Normally, one would see inflation rising along with economic growth. However, at present, many economic indicators point to slowing growth but inflation starting to rise. There is no doubt that the mix of economic activity is changing. Some sectors are cooling but we still have a continued base for economic growth with low interest rates, a lower NZ dollar and strong terms of trade.
Inflation is rising and this could cause issues in the next few years.
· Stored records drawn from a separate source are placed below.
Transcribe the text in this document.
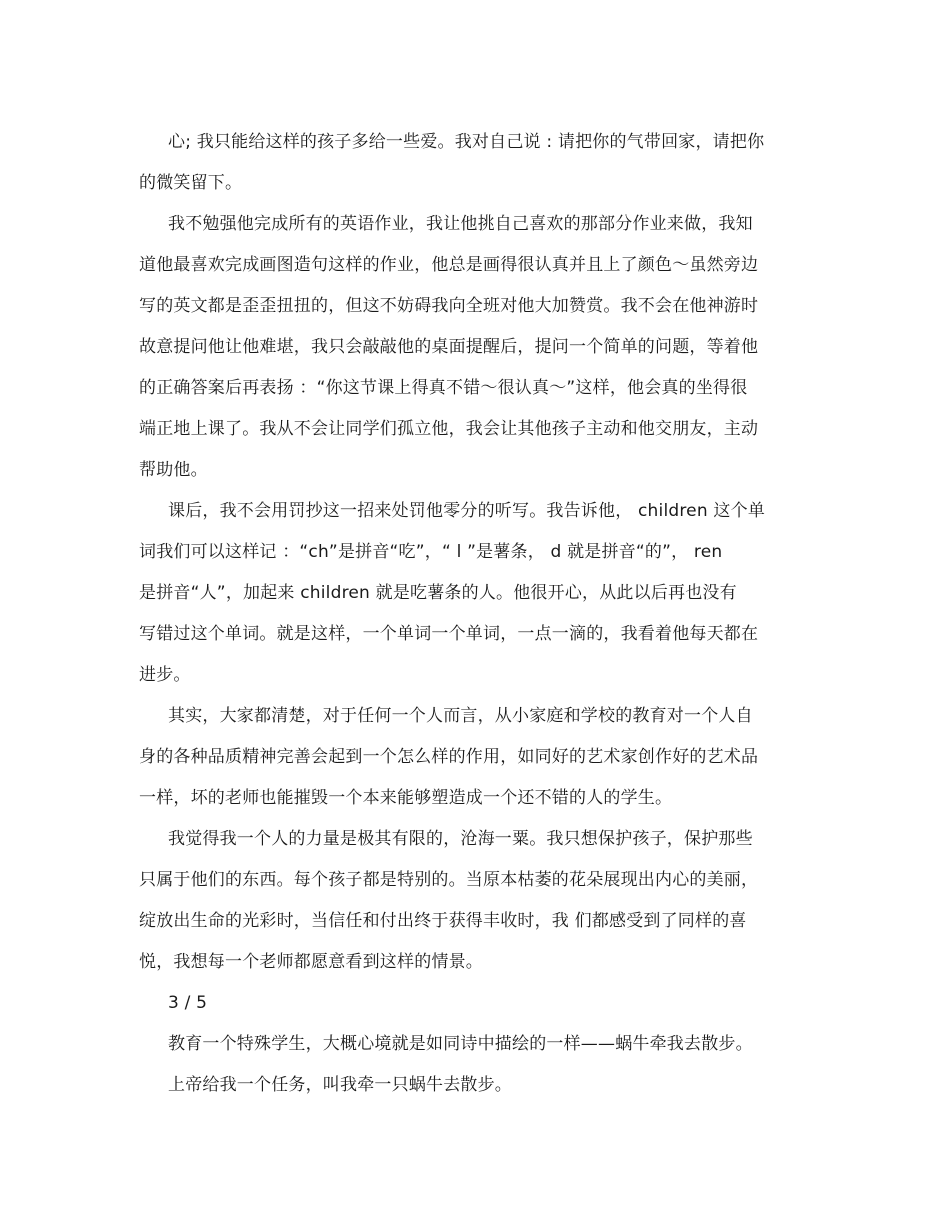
心; 我只能给这样的孩子多给一些爱。我对自己说 : 请把你的气带回家，请把你
的微笑留下。
我不勉强他完成所有的英语作业，我让他挑自己喜欢的那部分作业来做，我知
道他最喜欢完成画图造句这样的作业，他总是画得很认真并且上了颜色～虽然旁边
写的英文都是歪歪扭扭的，但这不妨碍我向全班对他大加赞赏。我不会在他神游时
故意提问他让他难堪，我只会敲敲他的桌面提醒后，提问一个简单的问题，等着他
的正确答案后再表扬 ：“你这节课上得真不错～很认真～”这样，他会真的坐得很
端正地上课了。我从不会让同学们孤立他，我会让其他孩子主动和他交朋友，主动
帮助他。
课后，我不会用罚抄这一招来处罚他零分的听写。我告诉他， children 这个单
词我们可以这样记 ：“ch”是拼音“吃”，“ l ”是薯条， d 就是拼音“的”， ren
是拼音“人”，加起来 children 就是吃薯条的人。他很开心，从此以后再也没有
写错过这个单词。就是这样，一个单词一个单词，一点一滴的，我看着他每天都在
进步。
其实，大家都清楚，对于任何一个人而言，从小家庭和学校的教育对一个人自
身的各种品质精神完善会起到一个怎么样的作用，如同好的艺术家创作好的艺术品
一样，坏的老师也能摧毁一个本来能够塑造成一个还不错的人的学生。
我觉得我一个人的力量是极其有限的，沧海一粟。我只想保护孩子，保护那些
只属于他们的东西。每个孩子都是特别的。当原本枯萎的花朵展现出内心的美丽，
绽放出生命的光彩时，当信任和付出终于获得丰收时，我 们都感受到了同样的喜
悦，我想每一个老师都愿意看到这样的情景。
3 / 5
教育一个特殊学生，大概心境就是如同诗中描绘的一样——蜗牛牵我去散步。
上帝给我一个任务，叫我牵一只蜗牛去散步。
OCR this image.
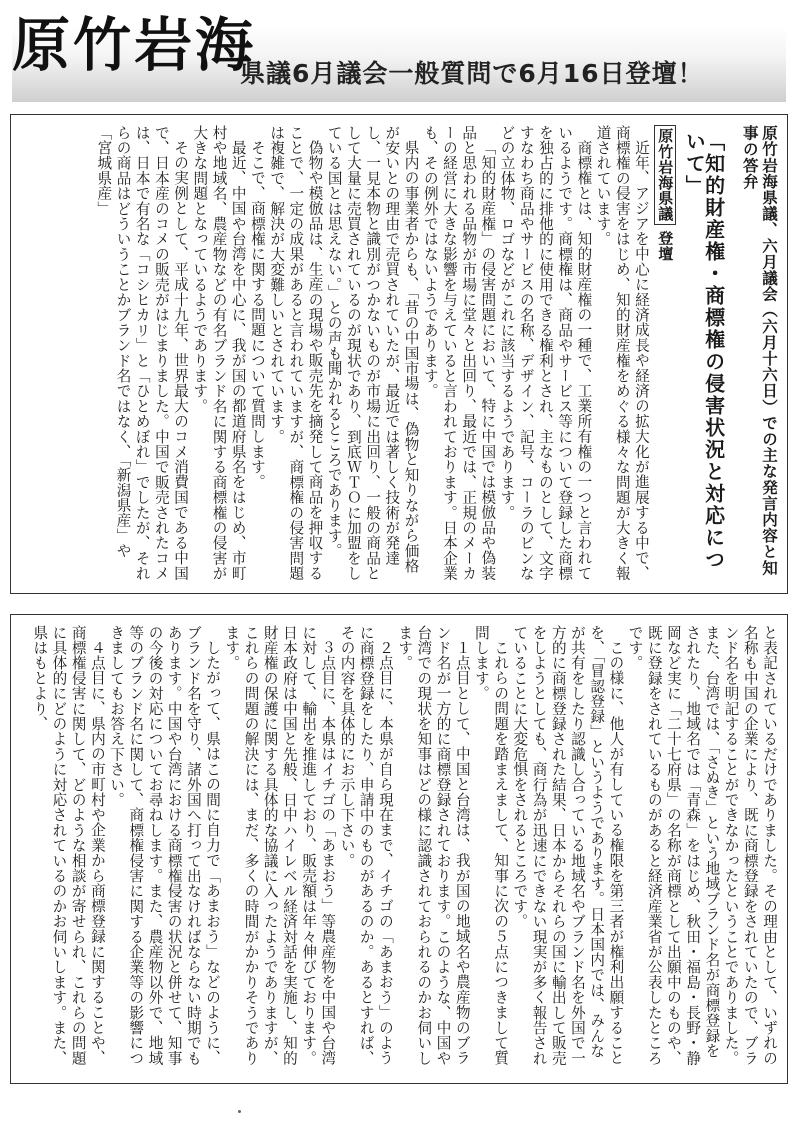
原竹岩海
県議6月議会一般質問で6月16日登壇！

原竹岩海県議、六月議会（六月十六日）での主な発言内容と知事の答弁

「知的財産権・商標権の侵害状況と対応について」

原竹岩海県議 登壇

近年、アジアを中心に経済成長や経済の拡大化が進展する中で、商標権の侵害をはじめ、知的財産権をめぐる様々な問題が大きく報道されています。

商標権とは、知的財産権の一種で、工業所有権の一つと言われているようです。商標権は、商品やサービス等について登録した商標を独占的に排他的に使用できる権利とされ、主なものとして、文字すなわち商品やサービスの名称、デザイン、記号、コーラのビンなどの立体物、ロゴなどがこれに該当するようであります。

「知的財産権」の侵害問題において、特に中国では模倣品や偽装品と思われる品物が市場に堂々と出回り、最近では、正規のメーカーの経営に大きな影響を与えていると言われております。日本企業も、その例外ではないようであります。

県内の事業者からも、「昔の中国市場は、偽物と知りながら価格が安いとの理由で売買されていたが、最近では著しく技術が発達し、一見本物と識別がつかないものが市場に出回り、一般の商品として大量に売買されているのが現状であり、到底ＷＴＯに加盟をしている国とは思えない。」との声も聞かれるところであります。

偽物や模倣品は、生産の現場や販売先を摘発して商品を押収することで、一定の成果があると言われていますが、商標権の侵害問題は複雑で、解決が大変難しいとされています。

そこで、商標権に関する問題について質問します。

最近、中国や台湾を中心に、我が国の都道府県名をはじめ、市町村や地域名、農産物などの有名ブランド名に関する商標権の侵害が大きな問題となっているようであります。

その実例として、平成十九年、世界最大のコメ消費国である中国で、日本産のコメの販売がはじまりました。中国で販売されたコメは、日本で有名な「コシヒカリ」と「ひとめぼれ」でしたが、それらの商品はどういうことかブランド名ではなく、「新潟県産」や「宮城県産」

と表記されているだけでありました。その理由として、いずれの名称も中国の企業により、既に商標登録をされていたので、ブランド名を明記することができなかったということでありました。また、台湾では、「さぬき」という地域ブランド名が商標登録をされたり、地域名では「青森」をはじめ、秋田・福島・長野・静岡など実に「二十七府県」の名称が商標として出願中のものや、既に登録をされているものがあると経済産業省が公表したところです。

この様に、他人が有している権限を第三者が権利出願することを、「冒認登録」というようであります。日本国内では、みんなが共有をしたり認識し合っている地域名やブランド名を外国で一方的に商標登録された結果、日本からそれらの国に輸出して販売をしようとしても、商行為が迅速にできない現実が多く報告されていることに大変危惧をされるところです。

これらの問題を踏まえまして、知事に次の５点につきまして質問します。

１点目として、中国と台湾は、我が国の地域名や農産物のブランド名が一方的に商標登録されております。このような、中国や台湾での現状を知事はどの様に認識されておられるのかお伺いします。

２点目に、本県が自ら現在まで、イチゴの「あまおう」のように商標登録をしたり、申請中のものがあるのか。あるとすれば、その内容を具体的にお示し下さい。

３点目に、本県はイチゴの「あまおう」等農産物を中国や台湾に対して、輸出を推進しており、販売額は年々伸びております。日本政府は中国と先般、日中ハイレベル経済対話を実施し、知的財産権の保護に関する具体的な協議に入ったようでありますが、これらの問題の解決には、まだ、多くの時間がかかりそうであります。

したがって、県はこの間に自力で「あまおう」などのように、ブランド名を守り、諸外国へ打って出なければならない時期でもあります。中国や台湾における商標権侵害の状況と併せて、知事の今後の対応についてお尋ねします。また、農産物以外で、地域等のブランド名に関して、商標権侵害に関する企業等の影響につきましてもお答え下さい。

４点目に、県内の市町村や企業から商標登録に関することや、商標権侵害に関して、どのような相談が寄せられ、これらの問題に具体的にどのように対応されているのかお伺いします。また、県はもとより、
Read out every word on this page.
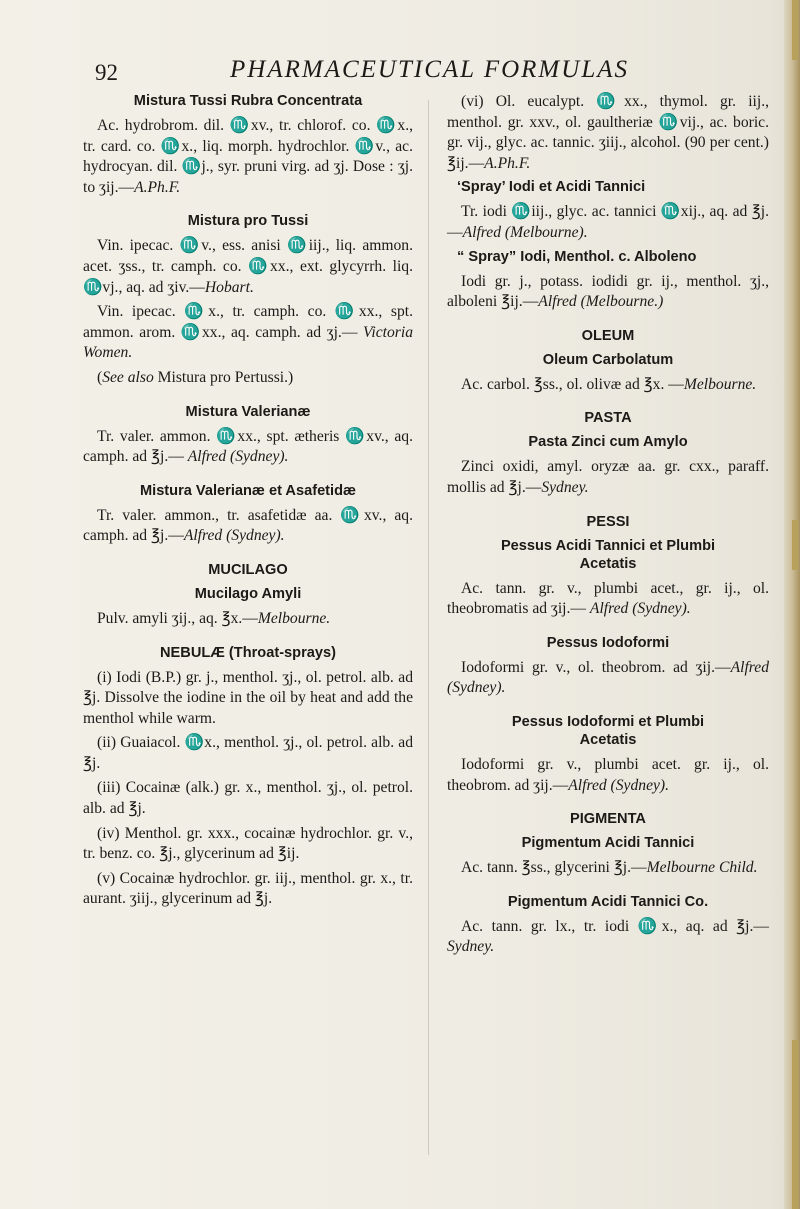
92	PHARMACEUTICAL FORMULAS
Mistura Tussi Rubra Concentrata

Ac. hydrobrom. dil. ♏xv., tr. chlorof. co. ♏x., tr. card. co. ♏x., liq. morph. hydrochlor. ♏v., ac. hydrocyan. dil. ♏j., syr. pruni virg. ad ʒj. Dose : ʒj. to ʒij.—A.Ph.F.

Mistura pro Tussi

Vin. ipecac. ♏v., ess. anisi ♏iij., liq. ammon. acet. ʒss., tr. camph. co. ♏xx., ext. glycyrrh. liq. ♏vj., aq. ad ʒiv.—Hobart.

Vin. ipecac. ♏x., tr. camph. co. ♏xx., spt. ammon. arom. ♏xx., aq. camph. ad ʒj.— Victoria Women.

(See also Mistura pro Pertussi.)

Mistura Valerianæ

Tr. valer. ammon. ♏xx., spt. ætheris ♏xv., aq. camph. ad ℥j.— Alfred (Sydney).

Mistura Valerianæ et Asafetidæ

Tr. valer. ammon., tr. asafetidæ aa. ♏xv., aq. camph. ad ℥j.—Alfred (Sydney).

MUCILAGO
Mucilago Amyli

Pulv. amyli ʒij., aq. ℥x.—Melbourne.

NEBULÆ (Throat-sprays)

(i) Iodi (B.P.) gr. j., menthol. ʒj., ol. petrol. alb. ad ℥j. Dissolve the iodine in the oil by heat and add the menthol while warm.

(ii) Guaiacol. ♏x., menthol. ʒj., ol. petrol. alb. ad ℥j.

(iii) Cocainæ (alk.) gr. x., menthol. ʒj., ol. petrol. alb. ad ℥j.

(iv) Menthol. gr. xxx., cocainæ hydrochlor. gr. v., tr. benz. co. ℥j., glycerinum ad ℥ij.

(v) Cocainæ hydrochlor. gr. iij., menthol. gr. x., tr. aurant. ʒiij., glycerinum ad ℥j.

(vi) Ol. eucalypt. ♏xx., thymol. gr. iij., menthol. gr. xxv., ol. gaultheriæ ♏vij., ac. boric. gr. vij., glyc. ac. tannic. ʒiij., alcohol. (90 per cent.) ℥ij.—A.Ph.F.

‘Spray’ Iodi et Acidi Tannici

Tr. iodi ♏iij., glyc. ac. tannici ♏xij., aq. ad ℥j.—Alfred (Melbourne).

“ Spray” Iodi, Menthol. c. Alboleno

Iodi gr. j., potass. iodidi gr. ij., menthol. ʒj., alboleni ℥ij.—Alfred (Melbourne.)

OLEUM
Oleum Carbolatum

Ac. carbol. ℥ss., ol. olivæ ad ℥x. —Melbourne.

PASTA
Pasta Zinci cum Amylo

Zinci oxidi, amyl. oryzæ aa. gr. cxx., paraff. mollis ad ℥j.—Sydney.

PESSI
Pessus Acidi Tannici et Plumbi
Acetatis

Ac. tann. gr. v., plumbi acet., gr. ij., ol. theobromatis ad ʒij.— Alfred (Sydney).

Pessus Iodoformi

Iodoformi gr. v., ol. theobrom. ad ʒij.—Alfred (Sydney).

Pessus Iodoformi et Plumbi
Acetatis

Iodoformi gr. v., plumbi acet. gr. ij., ol. theobrom. ad ʒij.—Alfred (Sydney).

PIGMENTA
Pigmentum Acidi Tannici

Ac. tann. ℥ss., glycerini ℥j.—Melbourne Child.

Pigmentum Acidi Tannici Co.

Ac. tann. gr. lx., tr. iodi ♏x., aq. ad ℥j.—Sydney.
The New Zealand economy and markets seem at a crossroads.
What is leading to a slowdown?
- Inflation is rising due to wage demands, a shortage of skilled labour, and the rising cost of imported goods (due to lower NZ dollar);
- Falling business confidence is resulting in businesses deciding to spend less;
- Construction capacity constraints;
- Softening in the housing market;
- Reduced immigration;
- The government’s intention to run a balanced budget; and
- The NZ sharemarket being expensive and offshore investors looking to invest elsewhere.
What about the positive news?
- Interest rates for borrowers are still low and are likely to remain that way, according to the Reserve Bank, until 2020;
- The lower NZ dollar leads to stronger export earnings;
- Commodity prices are high; and
- Tourism is continuing to boom
What does this mean for your investments?
We are taking a more conservative approach with investment portfolios. Economic commentators are not predicting a correction in the near term, but we do believe that there will be more short-term ups and downs in the market. The sort of investment performance we have seen over the past eight years will not continue and we believe sharemarkets will need to adjust back to their long-term averages. We are focussing more on quality stocks and funds in order to build resilience into portfolios to handle the changing economic environment.